Honghan Wu | 吴鸿汉
Department of Biostatistics and Health Informatics
King’s College London
- (13 March 2017) Our book is officially published today: Exploiting Linked Data and Knowledge Graphs in Large Organisations, although the information has been out for quite a while.
- (08 March 2017) Our paper Automated PDF highlights to support faster curation of literature on Parkinson’s and Alzheimer’s disease has been accepted by Database: The Journal of Biological Databases and Curation.
- (02 March 2017) I am co-organising The 2nd International Workshop on Knowledge Discovery in Healthcare Data (KDH) – aligning with IJCAI 2017 (https://sites.google.com/site/kdhijcai2017/). Submissions are welcome!
- KG4Core – a knowledge graph infrastructure for supporting bioinformatics research, which integrates structured background knowledge (e.g., drug bank, uniprot, sider), electronic health records (e.g., CRIS data), and Linked Data(e.g., linked life data).
- EBEncoding – efficient bitwise encoding for temporal/longitudinal (medical) data analytics – particularly on Adverse Drug Event analytics on CRIS data.
- NapEasy – automated PDF highlighting tool to support faster curation of case studies and reviews on Parkinson’s and Alzheimer’s disease.
Research Interests Big (Semantic) Data, Semantic Web Data Management, Semantic Search, Web Data Mining, and applications of aforementioned techniques in various domains including healthcare, e-Commerce and etc.

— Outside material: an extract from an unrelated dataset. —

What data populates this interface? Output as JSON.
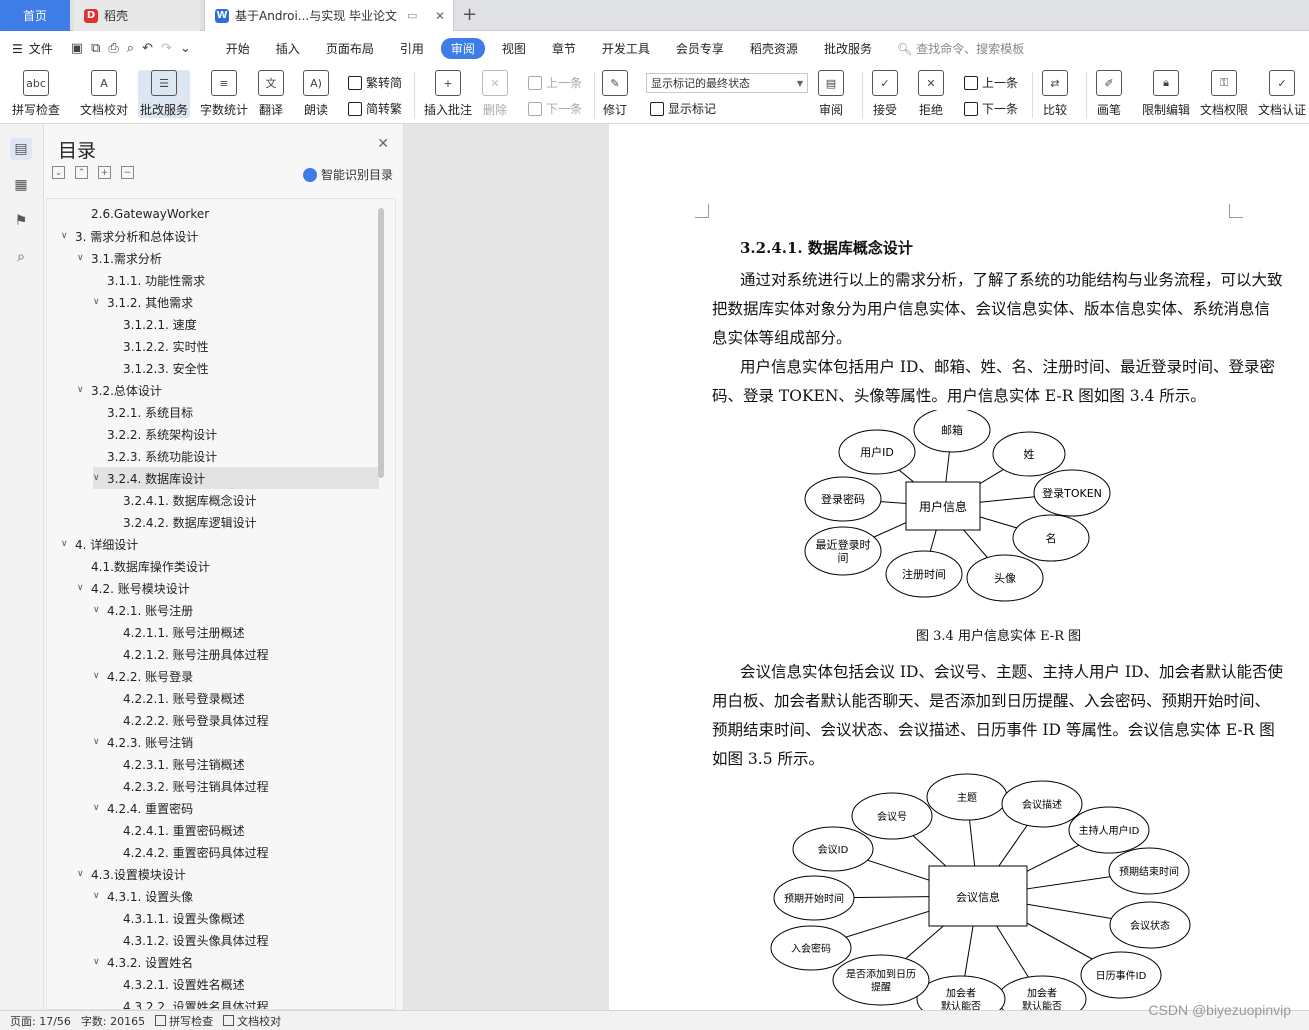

Short Bio Dr Honghan Wu is a data scientist in Department of Biostatistics and Health Informatics of King’s College London. His current research focus is on annotating, analysing and searching large scale healthcare data by utilising Semantic Web and Knowledge Graph techniques. Before current post, Dr Wu got two Marie Curie Fellowships in two EU IAPP projects of K-Drive (in Aberdeen University, UK) and TEAM (in ELIKO, Estonia). He holds a PhD in computer science from the Southeast University. Dr Wu’s expertise is on dealing with huge volume and heterogeneous Semantic Web data, including combining information retrieval and data mining techniques with semantic technologies, including semantic search, summarisation and compression of RDF data, as well as query generation and query answering.